A thinking about Orthodontics blogpost. In its entirety.

This is a short blog post to read just before the weekend, or just after if you are in Australia!  I have just attended a major symposium in the UK and I was asked to give a major lecture.  The preparation of this took some thought. During the meeting I listened to some great presentations and this got me thinking about orthodontics.  I have been working as an academic orthodontist and research since 1986, spent a large amount of time researching clinical matters, I have trained too many people for me to remember and spoken at many major orthodontic conferences.  But what do I know about orthodontics?  Here is a list of my academic knowledge and opinion.

This is a precursor to a more thoughtful blog post that I am going to post next week, so here we go. You may not agree with me..

  • Malocclusion is caused by a combination of genetic and environmental factors
  • There are many ways to treat particular malocclusions.
  • Evidence based orthodontics is a combination of clinical experience, patient opinion and scientific research.  The proportions of influence of these factors varies according to our level of scientific evidence.
  • Arch form and dimensions should generally be accepted
  • Functional appliances and other bits of plastic, pistons and springs do not change or influence facial growth. They tip teeth.
  • To my knowledge there is no high quality scientific proof that orthodontics, extractions, appliances, expansion, myofunctional orthodontics influence breathing, posture, academic attainment, sleep disordered breathing etc
  • Class I molar non extraction treatment is very easy
  • I wish that I knew how to intercept malocclusion…
  • Extraction of permanent teeth is required for the treatment of some malocclusion..but treatment mechanics are as important as the extraction decision
  • You can only “drive” upper molars 2 mm distally
  • Temporary Anchorage devices are better than other anchorage reinforcement method by about 2mm
  • Wire and bracket properties do not influence the efficiency of alignment
  • None of the new developments that are supposed to speed up orthodontic treatment seem to work; according to new trials..
  • There is no such thing as non-compliance treatment
  • I simply do not understand clear aligner systems
  • Self Ligating brackets do not have any advantages over conventional brackets.  The self ligating practitioner should explain this to their patients.
  • The alternative orthodontist should explain to their patients that there treatment is not mainstream.
  • The General Dental Practitioner who has been on a short  course to learn speedy orthodontics should explain to their patients the limitations of their training and knowledge
  • There has been and there continues to be great high quality research being done in orthodontics and don’t tell me that our evidence base is weak!
  • Nearly all orthodontic treatment relapses to a degree and this is probably caused by ageing and we cannot stop time…………….

That’s about it, does anyone want to add to the list?

Now here’s the second one:

Evidence based orthodontics is not as straightforward as it seems…

Should we practice evidence-based orthodontics?

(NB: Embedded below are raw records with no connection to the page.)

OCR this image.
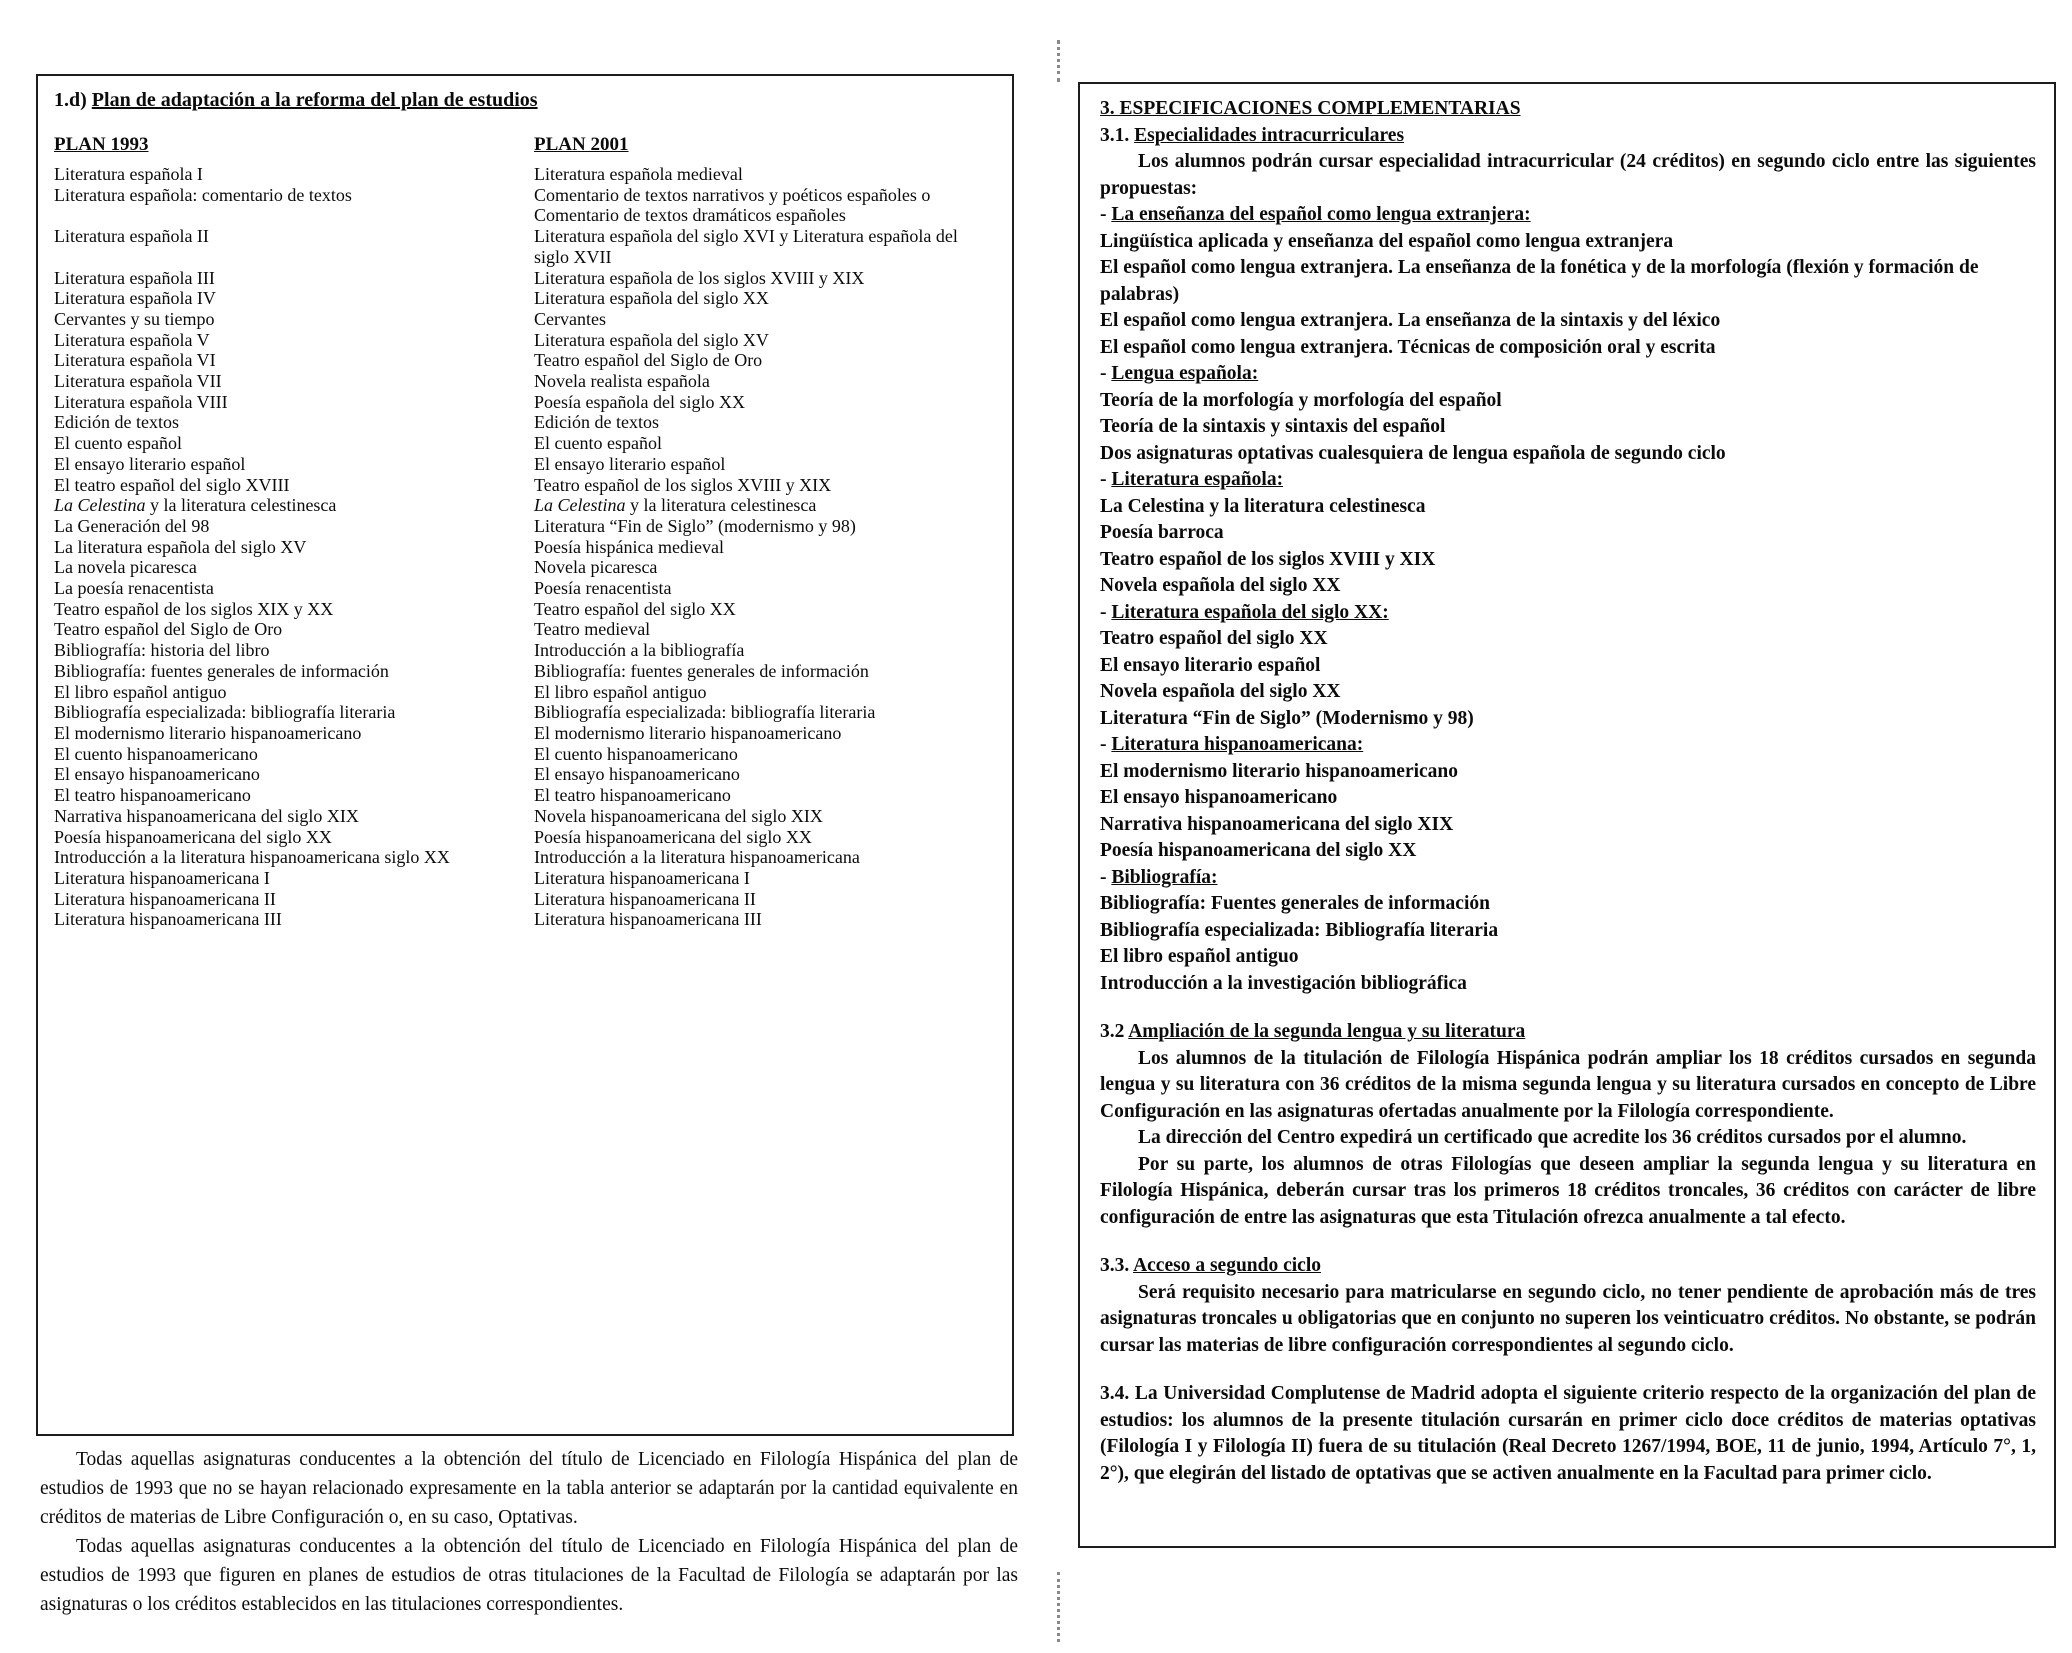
1.d) Plan de adaptación a la reforma del plan de estudios
PLAN 1993	PLAN 2001
Literatura española I	Literatura española medieval
Literatura española: comentario de textos	Comentario de textos narrativos y poéticos españoles o Comentario de textos dramáticos españoles
Literatura española II	Literatura española del siglo XVI y Literatura española del siglo XVII
Literatura española III	Literatura española de los siglos XVIII y XIX
Literatura española IV	Literatura española del siglo XX
Cervantes y su tiempo	Cervantes
Literatura española V	Literatura española del siglo XV
Literatura española VI	Teatro español del Siglo de Oro
Literatura española VII	Novela realista española
Literatura española VIII	Poesía española del siglo XX
Edición de textos	Edición de textos
El cuento español	El cuento español
El ensayo literario español	El ensayo literario español
El teatro español del siglo XVIII	Teatro español de los siglos XVIII y XIX
La Celestina y la literatura celestinesca	La Celestina y la literatura celestinesca
La Generación del 98	Literatura “Fin de Siglo” (modernismo y 98)
La literatura española del siglo XV	Poesía hispánica medieval
La novela picaresca	Novela picaresca
La poesía renacentista	Poesía renacentista
Teatro español de los siglos XIX y XX	Teatro español del siglo XX
Teatro español del Siglo de Oro	Teatro medieval
Bibliografía: historia del libro	Introducción a la bibliografía
Bibliografía: fuentes generales de información	Bibliografía: fuentes generales de información
El libro español antiguo	El libro español antiguo
Bibliografía especializada: bibliografía literaria	Bibliografía especializada: bibliografía literaria
El modernismo literario hispanoamericano	El modernismo literario hispanoamericano
El cuento hispanoamericano	El cuento hispanoamericano
El ensayo hispanoamericano	El ensayo hispanoamericano
El teatro hispanoamericano	El teatro hispanoamericano
Narrativa hispanoamericana del siglo XIX	Novela hispanoamericana del siglo XIX
Poesía hispanoamericana del siglo XX	Poesía hispanoamericana del siglo XX
Introducción a la literatura hispanoamericana siglo XX	Introducción a la literatura hispanoamericana
Literatura hispanoamericana I	Literatura hispanoamericana I
Literatura hispanoamericana II	Literatura hispanoamericana II
Literatura hispanoamericana III	Literatura hispanoamericana III

Todas aquellas asignaturas conducentes a la obtención del título de Licenciado en Filología Hispánica del plan de estudios de 1993 que no se hayan relacionado expresamente en la tabla anterior se adaptarán por la cantidad equivalente en créditos de materias de Libre Configuración o, en su caso, Optativas.

Todas aquellas asignaturas conducentes a la obtención del título de Licenciado en Filología Hispánica del plan de estudios de 1993 que figuren en planes de estudios de otras titulaciones de la Facultad de Filología se adaptarán por las asignaturas o los créditos establecidos en las titulaciones correspondientes.

3. ESPECIFICACIONES COMPLEMENTARIAS
3.1. Especialidades intracurriculares
Los alumnos podrán cursar especialidad intracurricular (24 créditos) en segundo ciclo entre las siguientes propuestas:
- La enseñanza del español como lengua extranjera:
Lingüística aplicada y enseñanza del español como lengua extranjera
El español como lengua extranjera. La enseñanza de la fonética y de la morfología (flexión y formación de palabras)
El español como lengua extranjera. La enseñanza de la sintaxis y del léxico
El español como lengua extranjera. Técnicas de composición oral y escrita
- Lengua española:
Teoría de la morfología y morfología del español
Teoría de la sintaxis y sintaxis del español
Dos asignaturas optativas cualesquiera de lengua española de segundo ciclo
- Literatura española:
La Celestina y la literatura celestinesca
Poesía barroca
Teatro español de los siglos XVIII y XIX
Novela española del siglo XX
- Literatura española del siglo XX:
Teatro español del siglo XX
El ensayo literario español
Novela española del siglo XX
Literatura “Fin de Siglo” (Modernismo y 98)
- Literatura hispanoamericana:
El modernismo literario hispanoamericano
El ensayo hispanoamericano
Narrativa hispanoamericana del siglo XIX
Poesía hispanoamericana del siglo XX
- Bibliografía:
Bibliografía: Fuentes generales de información
Bibliografía especializada: Bibliografía literaria
El libro español antiguo
Introducción a la investigación bibliográfica
3.2 Ampliación de la segunda lengua y su literatura
Los alumnos de la titulación de Filología Hispánica podrán ampliar los 18 créditos cursados en segunda lengua y su literatura con 36 créditos de la misma segunda lengua y su literatura cursados en concepto de Libre Configuración en las asignaturas ofertadas anualmente por la Filología correspondiente.
La dirección del Centro expedirá un certificado que acredite los 36 créditos cursados por el alumno.
Por su parte, los alumnos de otras Filologías que deseen ampliar la segunda lengua y su literatura en Filología Hispánica, deberán cursar tras los primeros 18 créditos troncales, 36 créditos con carácter de libre configuración de entre las asignaturas que esta Titulación ofrezca anualmente a tal efecto.
3.3. Acceso a segundo ciclo
Será requisito necesario para matricularse en segundo ciclo, no tener pendiente de aprobación más de tres asignaturas troncales u obligatorias que en conjunto no superen los veinticuatro créditos. No obstante, se podrán cursar las materias de libre configuración correspondientes al segundo ciclo.
3.4. La Universidad Complutense de Madrid adopta el siguiente criterio respecto de la organización del plan de estudios: los alumnos de la presente titulación cursarán en primer ciclo doce créditos de materias optativas (Filología I y Filología II) fuera de su titulación (Real Decreto 1267/1994, BOE, 11 de junio, 1994, Artículo 7°, 1, 2°), que elegirán del listado de optativas que se activen anualmente en la Facultad para primer ciclo.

This is a basic point and a good place to start.  It has been pointed out to me several times that orthodontics is different to other part of dentistry because it is more of an art than a science. Furthermore, it is difficult for us to do harm because the harms that we may cause are usually minor, for example, decalcification and root resorption. It is, therefore, not necessary for us to practice evidence based care.

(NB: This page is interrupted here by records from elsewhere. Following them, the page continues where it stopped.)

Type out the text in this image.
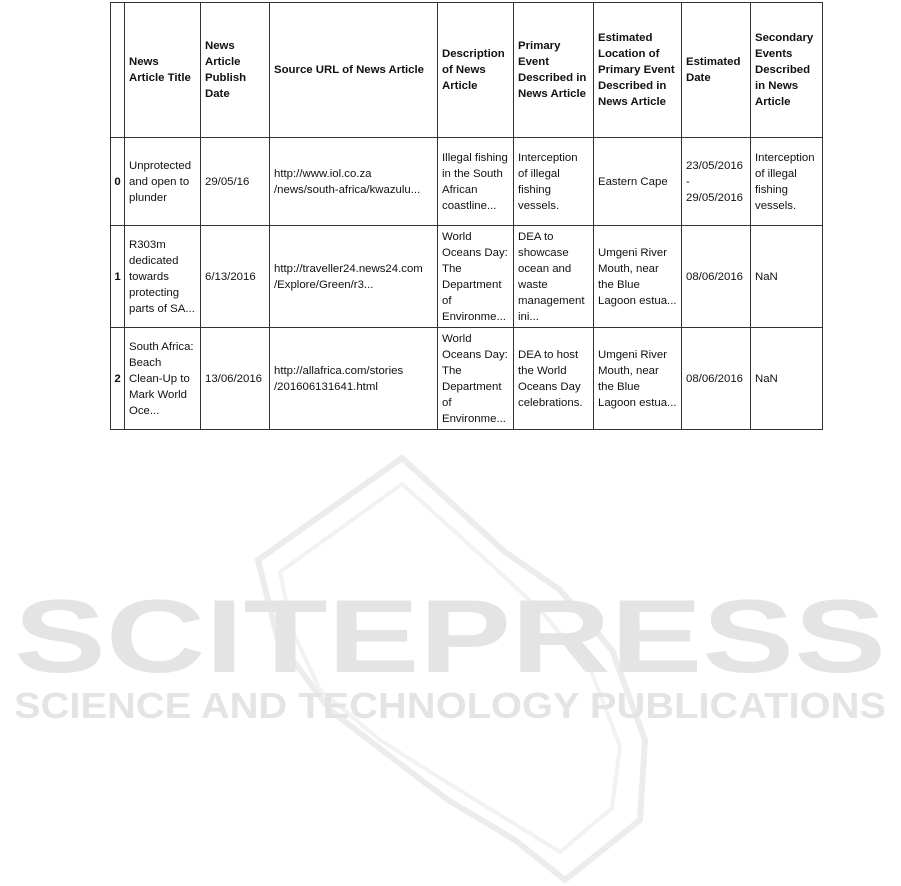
	News Article Title	News Article Publish Date	Source URL of News Article	Description of News Article	Primary Event Described in News Article	Estimated Location of Primary Event Described in News Article	Estimated Date	Secondary Events Described in News Article
0	Unprotected and open to plunder	29/05/16	http://www.iol.co.za /news/south-africa/kwazulu...	Illegal fishing in the South African coastline...	Interception of illegal fishing vessels.	Eastern Cape	23/05/2016 - 29/05/2016	Interception of illegal fishing vessels.
1	R303m dedicated towards protecting parts of SA...	6/13/2016	http://traveller24.news24.com /Explore/Green/r3...	World Oceans Day: The Department of Environme...	DEA to showcase ocean and waste management ini...	Umgeni River Mouth, near the Blue Lagoon estua...	08/06/2016	NaN
2	South Africa: Beach Clean-Up to Mark World Oce...	13/06/2016	http://allafrica.com/stories /201606131641.html	World Oceans Day: The Department of Environme...	DEA to host the World Oceans Day celebrations.	Umgeni River Mouth, near the Blue Lagoon estua...	08/06/2016	NaN
SCITEPRESS
SCIENCE AND TECHNOLOGY PUBLICATIONS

I must disagree with this sentiment.  This is because we need to practice ethically by ensuring that our treatment is based on evidence, when it is available.  We also need to inform our patients of all the potential risks and benefits of treatment.  To this end we should be particularly careful of making statements that are not based on good research evidence.  I can think of the following examples, the proposed benefits of non-extraction treatment, methods of speeding up treatment and orthodontics that is provided to reduce sleep disordered breathing in children.